So after going about this for an evening…
And ended up with four parts:
- Fixed reverse dns
- Missing perl plugin
- xhr-info taking 11+ seconds (blocking TOTP login)
- TOTP login redirecting to
:10000 after success
Reverse DNS
Was just that, simple enough.
xhr-info taking 11+ seconds (blocking TOTP login)
This was out of my depth but had a helping hand.
Problem: xhr-info taking 11+ seconds (blocking TOTP login)
Root cause chain:
Every xhr-info request (which the browser sends repeatedly during and after login) called theme_list_combined_system_info(). Because post_has('xhr-info') checks %in which includes GET query parameters, nocache was always true for xhr-info requests, bypassing the theme cache entirely. This forced a full system info collection on every single request.
That collection path hit two separate slow operations:
Slow call 1: virtual_server::collect_system_info called get_startstop_links() unconditionally, which ran systemctl show for every service on the system. Each systemctl show call took ~0.9 seconds, and there were multiple invocations, adding up to ~6 seconds total. This happened because authentic-lib.pl called virtual_server::collect_system_info('manual') without checking whether the virtualmin collected cache was still fresh.

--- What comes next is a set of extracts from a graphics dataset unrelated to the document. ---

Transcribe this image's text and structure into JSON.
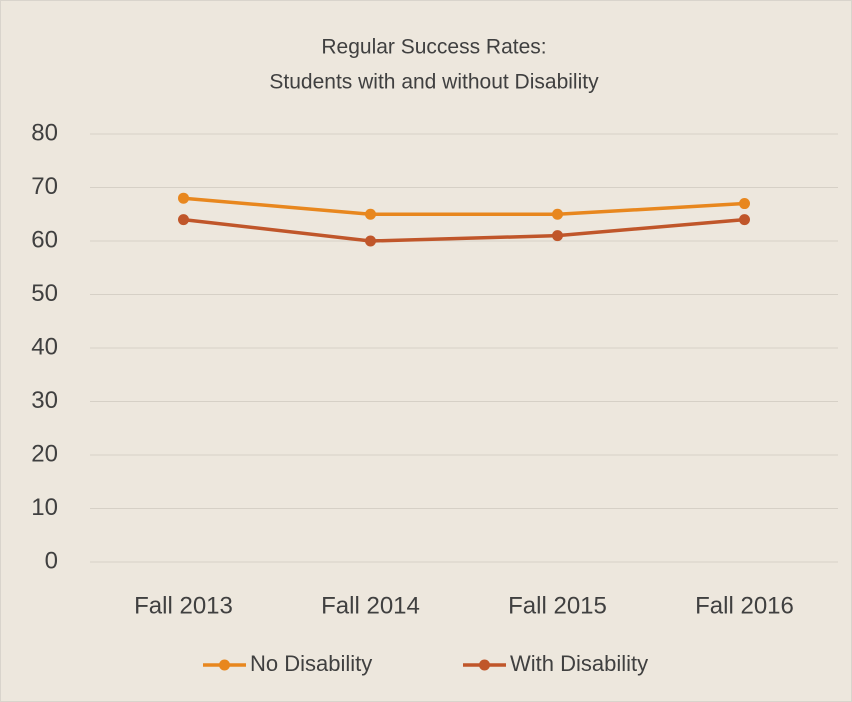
{
  "chart_data": {
    "type": "line",
    "title": [
      "Regular Success Rates:",
      "Students with and without Disability"
    ],
    "categories": [
      "Fall 2013",
      "Fall 2014",
      "Fall 2015",
      "Fall 2016"
    ],
    "series": [
      {
        "name": "No Disability",
        "color": "#e8871e",
        "values": [
          68,
          65,
          65,
          67
        ]
      },
      {
        "name": "With Disability",
        "color": "#c0562a",
        "values": [
          64,
          60,
          61,
          64
        ]
      }
    ],
    "ylim": [
      0,
      80
    ],
    "yticks": [
      0,
      10,
      20,
      30,
      40,
      50,
      60,
      70,
      80
    ],
    "grid": true,
    "legend": "bottom"
  }
}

Fix: Patched authentic-lib.pl to check the age of the virtualmin collected file before triggering a full virtual_server::collect_system_info. If the file is newer than collect_interval minutes, skip the recollection and use cached data.
Also patched virtual-server/collect-lib.pl to use ||= instead of = when populating startstop, so it won’t overwrite an already-populated value from the cache.
Also disabled refresh_startstop_status() in xhr-lib.pl — this was a redundant live systemd query called before theme_list_combined_system_info on every xhr-info request.
Slow call 2: get_cpu_io_usage calls select(undef, undef, undef, 0.5) for a 0.5-second sleep between two CPU sampling reads. In miniserv’s forked child process, Perl’s select() with no file descriptor sets interacts with miniserv’s master event loop — the master polls via pselect6([5 6 10], timeout=2s) and won’t notice the child has finished until the next 2-second poll cycle. With multiple concurrent requests each triggering this sleep, the master accumulated multiple 2-second poll misses, resulting in ~10 seconds of effective serialization delay even though the actual sleep was only 0.5 seconds.
Workaround: Disabled get_cpu_io_usage collection in system-status-lib.pl (if (0 && defined(...))) — CPU I/O stats are cosmetic and 2fa seems more important to have working. Also disabled collect_pkgs to prevent apt update checks.
Supporting fixes:
- Disabled the boot-time webmincron cron (
scheduled_collect_system_info) which was acquiring the in-memory lock at startup and never releasing it, causing all subsequent collection attempts to hit “Already running”
- Disabled the 5-minute interval webmincron cron for the same reason
- Set
collect_interval=5 and collect_pkgs=0 in /etc/webmin/system-status/config
- Installed
Net::WebSocket::Server (via CPAN + libprotocol-websocket-perl via apt) so stats.pl can start when needed
TOTP login redirecting to :10000 after success
This could only be captured after a successfull login, webmin sent back a redirect to fqdn and port 10000 which was not intercepted by the nginx config for virtualmin.
Adding this to the config resolved it:
proxy_redirect https://[fqdn]:10000/ https://[fqdn]/;
Logins are now sub second or close enough.
Files modified
| File |
Change |
/usr/share/webmin/authentic-theme/authentic-lib.pl |
Skip virtualmin collect_system_info if collected file is fresh |
/usr/share/webmin/authentic-theme/xhr-lib.pl |
Disabled refresh_startstop_status() call |
/usr/share/webmin/virtual-server/collect-lib.pl |
Use ||= for startstop to preserve cached value |
/usr/share/webmin/system-status/system-status-lib.pl |
Disabled get_cpu_io_usage block |
/etc/webmin/system-status/config |
collect_interval=5, collect_pkgs=0 |
/etc/webmin/webmincron/crons/1776370355146080.cron |
Renamed to .off (interval cron disabled) |
/etc/webmin/webmincron/crons/1776370355146081.cron |
Removed boot=1 (boot cron disabled) |
/etc/nginx/sites-available/virtualmin-control |
Added proxy_redirect for [fqdn]:10000 |
Would very much like a review of these changes from some one more knowledgable of virtualmin than me. Haven’t even been working with this system for a month yet.
Also, would this be considered the solution? I’ll wait a day or two for some response before selecting this as a soltuon if nothing else pops up here.